# Question about Competitive Games vs #1 Ranked Teams



## cody_h24 (Mar 6, 2011)

I was thinking about this and I know final score is not always the best way to determine how hard fought or close a game is but I would like to know what the point differential would have to be for a game between a non#1 ranked team vs a #1 ranked team to be competitive/hard fought/close. Obviously if the non#1 team won it would have been considered a hard fought game but I'm wondering about the point differential for a loss. Or would it be a limit on either side of a win or loss? (i.e. for it not to be a close game it must be a point differential more than 10?)

My initial thoughts are that the determining number would be between 5 and 10 (meaning that at worst, the non#1 ranked team would have to lose by 5 to 10 or less to be a close game). 

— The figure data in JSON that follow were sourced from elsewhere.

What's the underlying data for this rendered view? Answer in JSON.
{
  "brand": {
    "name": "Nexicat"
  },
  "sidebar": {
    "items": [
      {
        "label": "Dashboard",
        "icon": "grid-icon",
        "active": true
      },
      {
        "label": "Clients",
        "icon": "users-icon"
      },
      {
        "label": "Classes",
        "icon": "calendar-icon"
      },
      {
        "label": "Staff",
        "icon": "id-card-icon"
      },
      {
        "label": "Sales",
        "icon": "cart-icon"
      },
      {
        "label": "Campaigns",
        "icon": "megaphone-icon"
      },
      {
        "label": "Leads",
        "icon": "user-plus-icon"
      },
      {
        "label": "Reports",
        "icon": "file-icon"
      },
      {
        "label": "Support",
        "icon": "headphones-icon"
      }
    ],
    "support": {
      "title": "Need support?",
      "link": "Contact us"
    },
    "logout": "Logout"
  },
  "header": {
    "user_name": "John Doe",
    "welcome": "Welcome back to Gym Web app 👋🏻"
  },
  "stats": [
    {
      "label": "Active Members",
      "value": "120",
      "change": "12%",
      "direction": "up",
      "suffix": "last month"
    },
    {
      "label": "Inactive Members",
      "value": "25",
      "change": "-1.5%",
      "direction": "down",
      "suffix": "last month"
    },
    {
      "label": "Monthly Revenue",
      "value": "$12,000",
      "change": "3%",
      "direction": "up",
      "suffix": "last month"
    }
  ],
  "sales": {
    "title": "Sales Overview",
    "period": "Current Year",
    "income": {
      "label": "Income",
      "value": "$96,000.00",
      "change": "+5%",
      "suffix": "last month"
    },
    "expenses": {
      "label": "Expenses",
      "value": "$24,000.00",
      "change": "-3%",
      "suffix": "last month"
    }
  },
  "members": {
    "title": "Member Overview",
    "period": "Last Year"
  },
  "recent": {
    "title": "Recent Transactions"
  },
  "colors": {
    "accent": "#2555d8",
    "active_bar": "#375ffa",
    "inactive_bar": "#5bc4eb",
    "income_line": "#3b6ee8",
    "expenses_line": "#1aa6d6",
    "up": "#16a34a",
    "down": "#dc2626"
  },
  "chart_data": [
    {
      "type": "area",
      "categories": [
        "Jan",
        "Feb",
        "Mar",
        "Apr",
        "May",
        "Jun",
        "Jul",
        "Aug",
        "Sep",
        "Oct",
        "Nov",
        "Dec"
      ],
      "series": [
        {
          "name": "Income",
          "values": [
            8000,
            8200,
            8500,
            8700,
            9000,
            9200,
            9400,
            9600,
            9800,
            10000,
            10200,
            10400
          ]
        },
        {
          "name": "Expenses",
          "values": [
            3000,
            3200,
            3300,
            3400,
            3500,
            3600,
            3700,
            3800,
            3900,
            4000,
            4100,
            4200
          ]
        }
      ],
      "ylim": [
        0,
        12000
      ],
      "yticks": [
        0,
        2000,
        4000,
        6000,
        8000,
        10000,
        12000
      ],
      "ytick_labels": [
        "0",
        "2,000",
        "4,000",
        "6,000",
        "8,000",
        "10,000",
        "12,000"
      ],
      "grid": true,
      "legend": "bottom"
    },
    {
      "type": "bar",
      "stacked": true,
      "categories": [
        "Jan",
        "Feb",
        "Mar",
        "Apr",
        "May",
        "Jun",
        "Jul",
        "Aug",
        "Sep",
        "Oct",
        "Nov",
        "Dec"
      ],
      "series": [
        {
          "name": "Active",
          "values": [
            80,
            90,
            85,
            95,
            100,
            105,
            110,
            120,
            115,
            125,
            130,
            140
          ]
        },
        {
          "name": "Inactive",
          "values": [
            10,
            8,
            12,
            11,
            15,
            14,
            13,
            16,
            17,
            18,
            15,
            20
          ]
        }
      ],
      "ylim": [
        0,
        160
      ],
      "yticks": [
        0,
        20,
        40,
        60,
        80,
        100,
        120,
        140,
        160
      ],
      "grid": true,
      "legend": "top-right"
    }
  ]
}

I'd like to come up with a consensus on a number so the more people who respond, the better of a number we can come up with. 

Thanks


----------



## kufta4 (Feb 7, 2011)

cody_h24 said:


> I was thinking about this and I know final score is not always the best way to determine how hard fought or close a game is but I would like to know what the point differential would have to be for a game between a non#1 ranked team vs a #1 ranked team to be competitive/hard fought/close. Obviously if the non#1 team won it would have been considered a hard fought game but I'm wondering about the point differential for a loss. Or would it be a limit on either side of a win or loss? (i.e. for it not to be a close game it must be a point differential more than 10?)
> 
> My initial thoughts are that the determining number would be between 5 and 10 (meaning that at worst, the non#1 ranked team would have to lose by 5 to 10 or less to be a close game).
> 
> ...



My answer would be, that would be different for every game. I've seen games close the whole way and the #1 team pull away at the end and win by 15. I've seen the #1 team control the entire game, one that was never in doubt from the opening tip and only win by single digits.

Its not possible to just come up with a single number.


----------



## stl775 (Oct 17, 2008)

point spread?


----------



## cody_h24 (Mar 6, 2011)

Do you mean the difference between the point spread before the game and the final score point differential? Could you explain?

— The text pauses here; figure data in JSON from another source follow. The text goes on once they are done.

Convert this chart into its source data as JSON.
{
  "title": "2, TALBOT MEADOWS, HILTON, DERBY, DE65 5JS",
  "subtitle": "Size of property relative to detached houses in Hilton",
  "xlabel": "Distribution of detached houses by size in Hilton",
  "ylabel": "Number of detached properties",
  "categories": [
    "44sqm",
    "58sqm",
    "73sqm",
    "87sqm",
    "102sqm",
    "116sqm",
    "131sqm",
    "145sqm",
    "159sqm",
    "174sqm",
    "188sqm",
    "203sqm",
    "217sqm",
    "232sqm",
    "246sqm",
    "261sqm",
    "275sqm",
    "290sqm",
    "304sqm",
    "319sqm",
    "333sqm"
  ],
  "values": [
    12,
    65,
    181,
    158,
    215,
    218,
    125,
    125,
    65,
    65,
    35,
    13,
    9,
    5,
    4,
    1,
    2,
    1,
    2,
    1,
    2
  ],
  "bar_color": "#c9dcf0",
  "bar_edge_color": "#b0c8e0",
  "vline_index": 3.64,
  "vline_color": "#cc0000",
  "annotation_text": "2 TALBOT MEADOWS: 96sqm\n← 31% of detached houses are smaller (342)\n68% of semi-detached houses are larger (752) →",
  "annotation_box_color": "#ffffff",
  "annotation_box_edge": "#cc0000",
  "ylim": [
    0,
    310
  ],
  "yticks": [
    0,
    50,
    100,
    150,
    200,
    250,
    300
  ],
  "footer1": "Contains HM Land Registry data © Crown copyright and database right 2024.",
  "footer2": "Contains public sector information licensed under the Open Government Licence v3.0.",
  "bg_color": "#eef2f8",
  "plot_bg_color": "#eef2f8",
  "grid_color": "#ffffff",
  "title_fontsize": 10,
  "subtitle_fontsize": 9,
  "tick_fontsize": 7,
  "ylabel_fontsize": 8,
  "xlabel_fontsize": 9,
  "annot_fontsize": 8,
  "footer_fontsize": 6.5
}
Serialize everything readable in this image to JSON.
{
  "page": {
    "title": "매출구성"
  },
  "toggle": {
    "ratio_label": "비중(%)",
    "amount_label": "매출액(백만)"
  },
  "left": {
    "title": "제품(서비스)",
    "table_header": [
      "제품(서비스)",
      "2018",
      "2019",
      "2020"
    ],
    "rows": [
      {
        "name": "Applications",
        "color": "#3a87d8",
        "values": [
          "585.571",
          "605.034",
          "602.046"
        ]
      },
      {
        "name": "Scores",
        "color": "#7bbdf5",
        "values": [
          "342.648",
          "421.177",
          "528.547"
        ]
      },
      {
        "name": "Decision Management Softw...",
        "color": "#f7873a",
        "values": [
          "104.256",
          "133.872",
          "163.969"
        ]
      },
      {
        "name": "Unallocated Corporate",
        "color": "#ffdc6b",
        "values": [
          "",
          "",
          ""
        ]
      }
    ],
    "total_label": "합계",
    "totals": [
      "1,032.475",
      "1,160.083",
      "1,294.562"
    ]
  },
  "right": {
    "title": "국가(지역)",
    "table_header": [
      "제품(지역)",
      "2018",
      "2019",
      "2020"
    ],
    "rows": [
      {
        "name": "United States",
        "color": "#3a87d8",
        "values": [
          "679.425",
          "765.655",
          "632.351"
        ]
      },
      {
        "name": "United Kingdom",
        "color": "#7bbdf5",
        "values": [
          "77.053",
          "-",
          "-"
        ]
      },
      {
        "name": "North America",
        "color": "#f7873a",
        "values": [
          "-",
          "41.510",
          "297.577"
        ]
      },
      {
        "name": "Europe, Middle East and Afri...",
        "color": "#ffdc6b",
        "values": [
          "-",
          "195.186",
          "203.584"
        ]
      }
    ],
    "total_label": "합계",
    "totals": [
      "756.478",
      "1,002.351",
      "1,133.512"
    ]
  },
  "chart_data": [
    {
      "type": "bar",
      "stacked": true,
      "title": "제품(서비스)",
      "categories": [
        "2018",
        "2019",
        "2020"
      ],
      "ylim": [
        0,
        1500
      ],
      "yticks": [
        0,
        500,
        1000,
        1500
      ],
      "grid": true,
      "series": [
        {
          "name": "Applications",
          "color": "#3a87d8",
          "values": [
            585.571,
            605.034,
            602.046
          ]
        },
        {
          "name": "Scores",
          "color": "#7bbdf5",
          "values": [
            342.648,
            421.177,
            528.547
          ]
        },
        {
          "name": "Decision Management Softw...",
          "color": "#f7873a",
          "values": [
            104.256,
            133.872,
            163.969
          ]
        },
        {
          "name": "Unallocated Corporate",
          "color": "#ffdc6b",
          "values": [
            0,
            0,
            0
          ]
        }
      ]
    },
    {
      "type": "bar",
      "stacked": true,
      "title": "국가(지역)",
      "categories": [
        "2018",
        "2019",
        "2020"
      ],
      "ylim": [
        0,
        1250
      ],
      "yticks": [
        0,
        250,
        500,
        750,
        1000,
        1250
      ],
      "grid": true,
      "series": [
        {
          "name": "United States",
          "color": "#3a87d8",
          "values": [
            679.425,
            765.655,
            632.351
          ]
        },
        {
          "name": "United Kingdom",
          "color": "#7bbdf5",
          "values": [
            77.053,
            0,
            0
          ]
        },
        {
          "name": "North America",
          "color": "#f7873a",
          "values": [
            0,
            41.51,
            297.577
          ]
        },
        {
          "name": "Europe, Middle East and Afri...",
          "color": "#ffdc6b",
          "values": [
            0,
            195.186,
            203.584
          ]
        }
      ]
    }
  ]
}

So would you be able to say the non#1 team would have to be within X points with Y time remaining? If so, what would those numbers have to be?


----------



## stl775 (Oct 17, 2008)

If the point spread is 24 and the #1 team seed w/e wins by 6 you know that was a close fought game, if the number one team or seed spread is -1 and they win by 20 you know that was a blowout. Not sure if that answers your question.


----------



## cody_h24 (Mar 6, 2011)

So would you say if the point spread is 20 and the underdog loses by 19 would that be a close game? Where's the threshold?


----------



## stl775 (Oct 17, 2008)

I would chalk that up to the book being right on, lines usually move a point or two. If Toledo was playing North Carolina and the line was only twenty I would say a good game would be somewhere around ten-fifteen. If Duke was playing North Carolina and the spread was a Pick Em a blowout would be about ten-fifteen. I think most betters could care less if the game was competitive though as long as they won so they would be happy with a nineteen point difference if they were getting twenty.


----------



## cody_h24 (Mar 6, 2011)

Well I'm looking for a number that you can actually find that relates to how well or tightly contested or hard fought a game was played. I am pretty sure that a booky's point spread has nothing to do with that. I'm not looking for how many people betted on a game and if they won or lost. 

I think I will be sticking with a final point spread of 10 or less by the underdog including all wins by the underdog. 

Can it be assumed that a #1 team will play hard if they are down? I naturally assume that a #1 team would not want to lose considering that is the drive for teams ranked #1 (to win each game, and therefore would have to play hard to do that, especially in the face of adversity by being behind).

Thoughts?


----------